From lab bench to bedside

Anandappa said she was always drawn to science and studied biomedical engineering as an undergraduate with the goal of eventually running her own research lab.

“Through working in a lab, I interacted with physician scientists, and that was my first gateway of thinking about how you could have potentially more impact by not only studying something in the lab but then also being able to have a foot in the clinic and bridging the gap between the two,” she said.

As she begins her role as a clinical instructor, Anandappa will also work eight weeks out of the year as a physician at the Blood Cancer Healing Center’s inpatient unit.

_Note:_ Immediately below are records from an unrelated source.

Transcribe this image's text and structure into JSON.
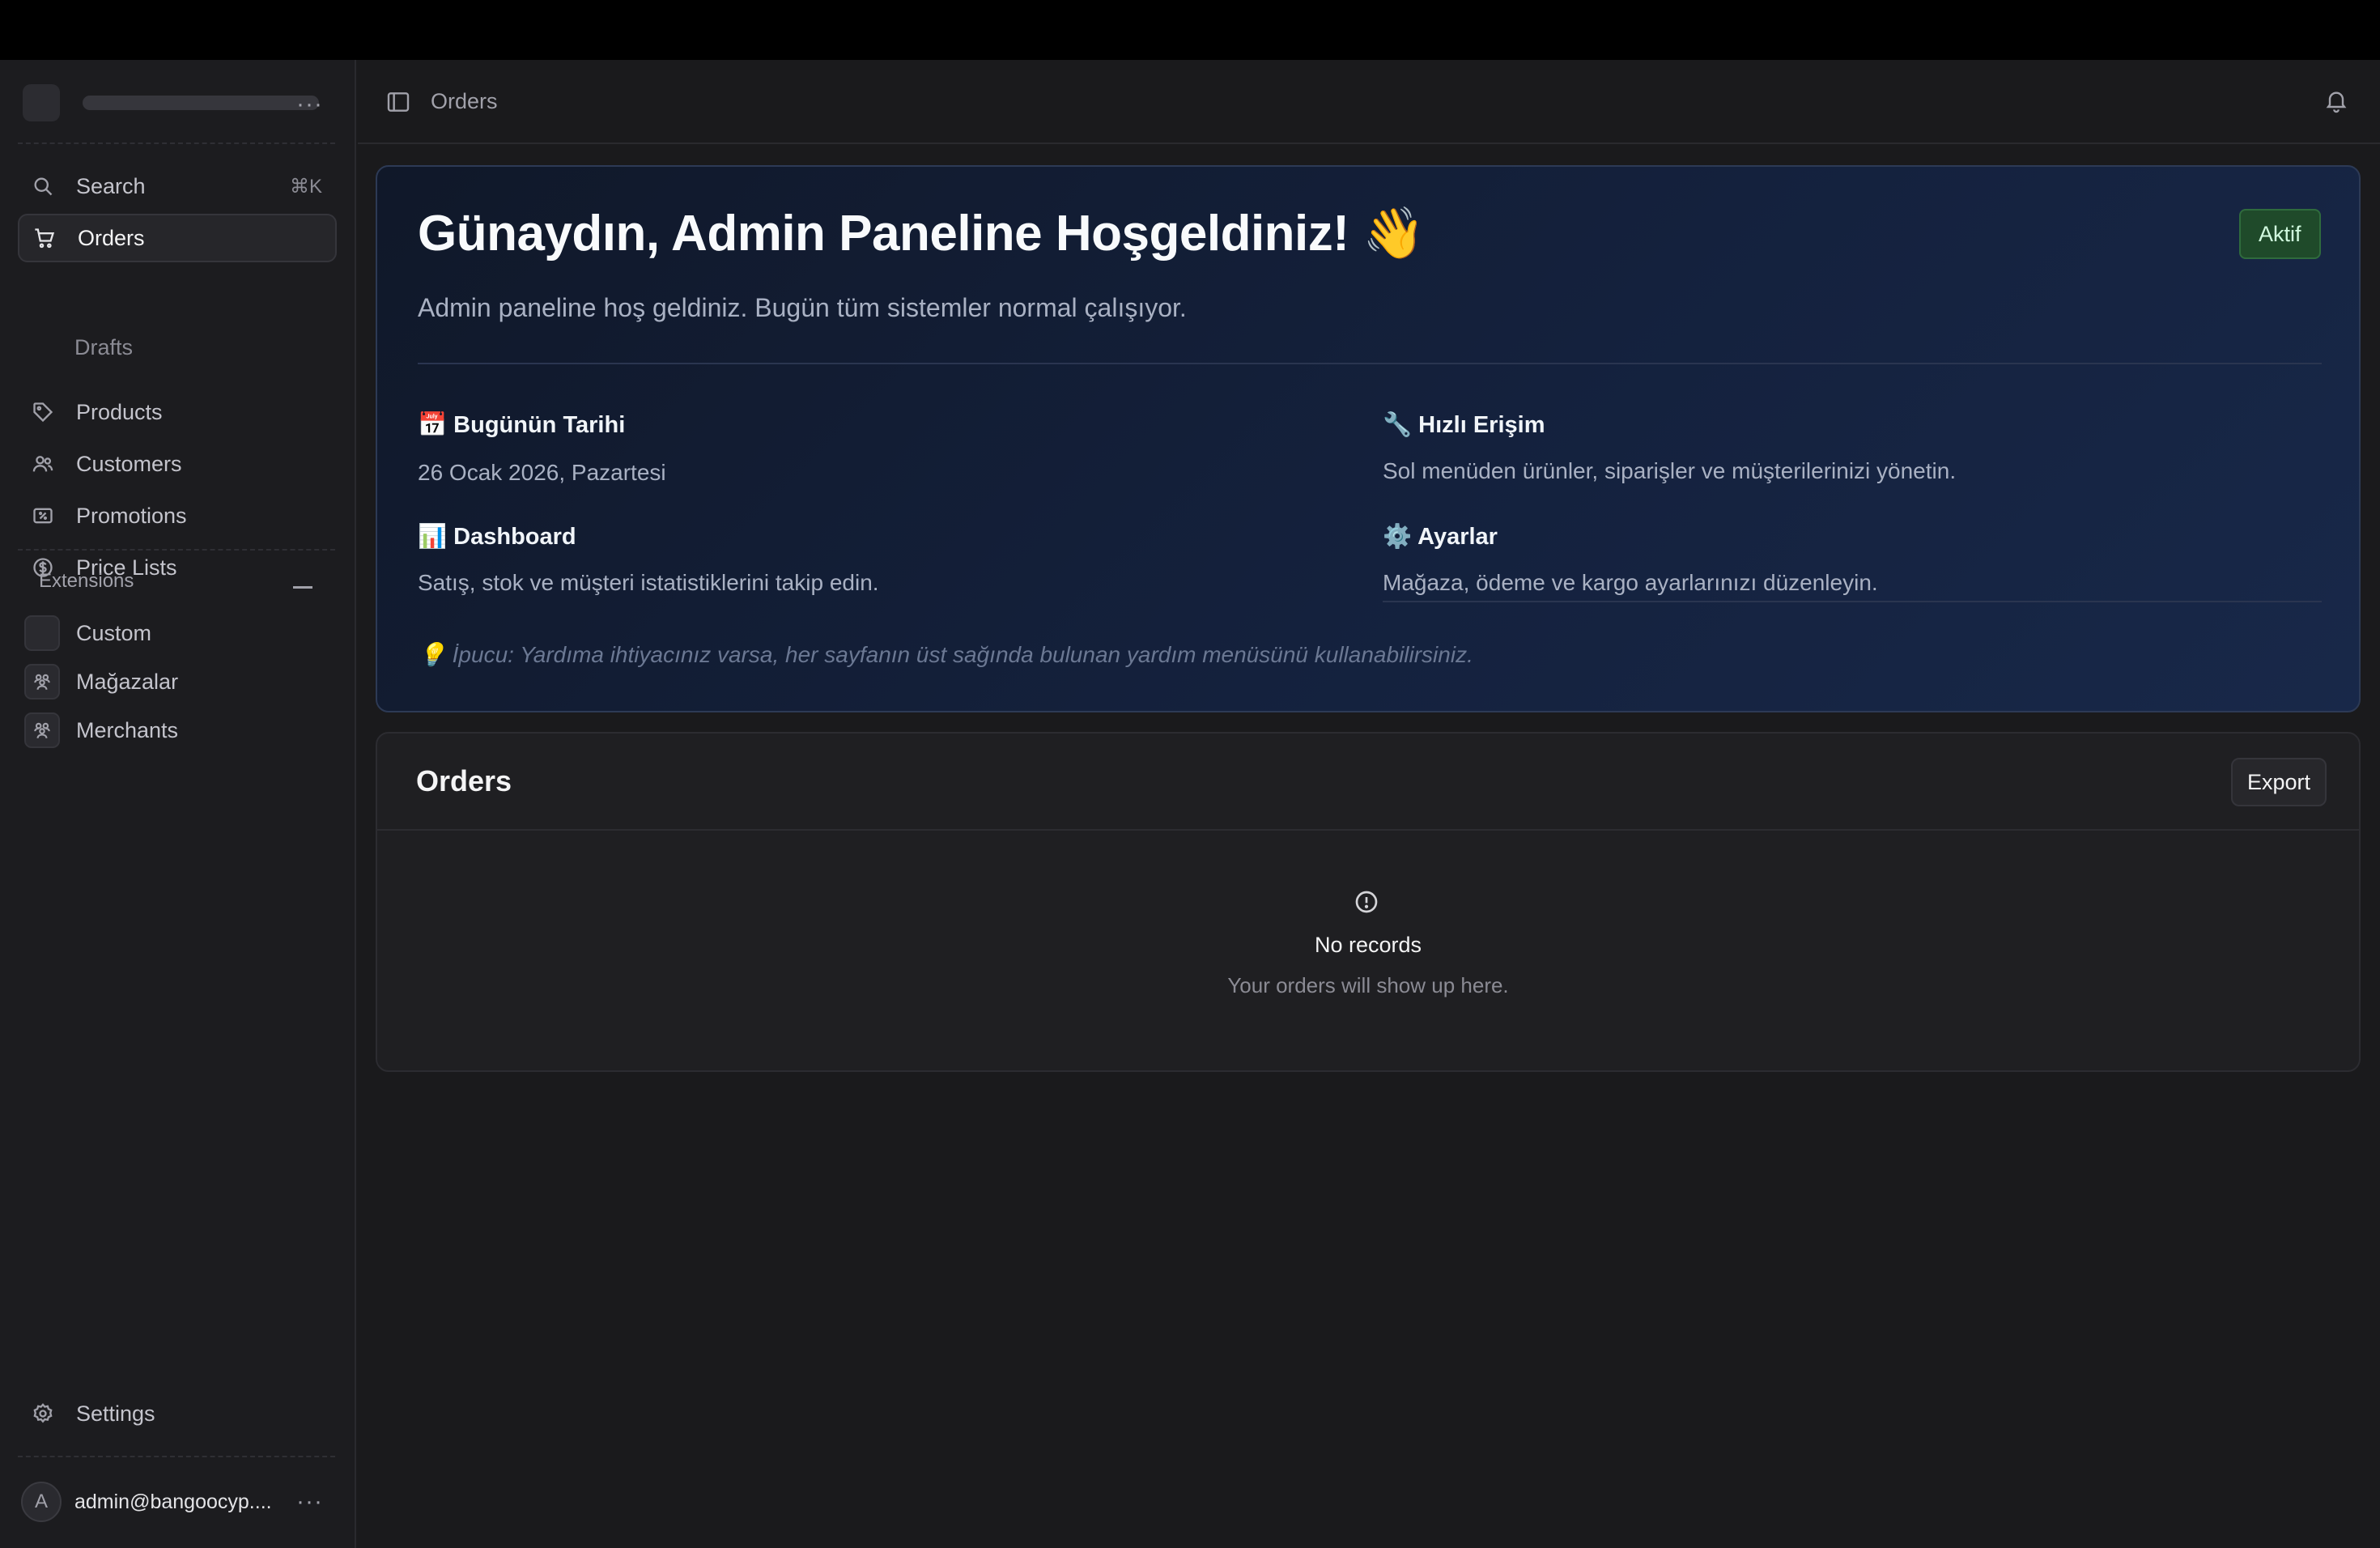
{
  "sidebar": {
    "search": {
      "label": "Search",
      "shortcut": "⌘K"
    },
    "nav": [
      {
        "label": "Orders",
        "icon": "shopping-cart-icon",
        "active": true
      },
      {
        "label": "Drafts"
      },
      {
        "label": "Products",
        "icon": "tag-icon"
      },
      {
        "label": "Customers",
        "icon": "users-icon"
      },
      {
        "label": "Promotions",
        "icon": "receipt-percent-icon"
      },
      {
        "label": "Price Lists",
        "icon": "currency-dollar-icon"
      }
    ],
    "extensions": {
      "header": "Extensions",
      "items": [
        {
          "label": "Custom",
          "icon": "blank-square-icon"
        },
        {
          "label": "Mağazalar",
          "icon": "users-group-icon"
        },
        {
          "label": "Merchants",
          "icon": "users-group-icon"
        }
      ]
    },
    "settings": {
      "label": "Settings",
      "icon": "cog-icon"
    },
    "user": {
      "initial": "A",
      "email": "admin@bangoocyp...."
    }
  },
  "header": {
    "breadcrumb": "Orders"
  },
  "welcome": {
    "title": "Günaydın, Admin Paneline Hoşgeldiniz! 👋",
    "badge": "Aktif",
    "subtitle": "Admin paneline hoş geldiniz. Bugün tüm sistemler normal çalışıyor.",
    "items": [
      {
        "title": "📅 Bugünün Tarihi",
        "text": "26 Ocak 2026, Pazartesi"
      },
      {
        "title": "🔧 Hızlı Erişim",
        "text": "Sol menüden ürünler, siparişler ve müşterilerinizi yönetin."
      },
      {
        "title": "📊 Dashboard",
        "text": "Satış, stok ve müşteri istatistiklerini takip edin."
      },
      {
        "title": "⚙️ Ayarlar",
        "text": "Mağaza, ödeme ve kargo ayarlarınızı düzenleyin."
      }
    ],
    "tip": "💡 İpucu: Yardıma ihtiyacınız varsa, her sayfanın üst sağında bulunan yardım menüsünü kullanabilirsiniz."
  },
  "orders": {
    "title": "Orders",
    "export_label": "Export",
    "empty_title": "No records",
    "empty_subtitle": "Your orders will show up here."
  },
  "colors": {
    "accent_badge": "#1f4a2a",
    "welcome_bg": "#14213d",
    "sidebar_bg": "#1c1c1f"
  }
}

She said working both in the lab and with patients provides inspiration for all of the work she does.

“I find incredible fulfillment in spending time with people in the inpatient setting, and it drives me and motivates me to do more in the lab and try to ideally get to these translational endpoints we hope will eventually lead to better therapies for our patients,” she said.

Miles said Anandappa’s perspective as both a researcher and a clinician has made an impact in the lab.

“Having Annabelle as a member of the lab has added a crucial viewpoint for looking at projects and questions and reminding our lab to focus on the clinical implications of what we do,” said Miles. “That perspective has on many occasions altered the way my graduate students think about their projects and their focus within those projects.”

Other collaborators on the research include Andrew Waters, Ken Greis and Shesh Rai.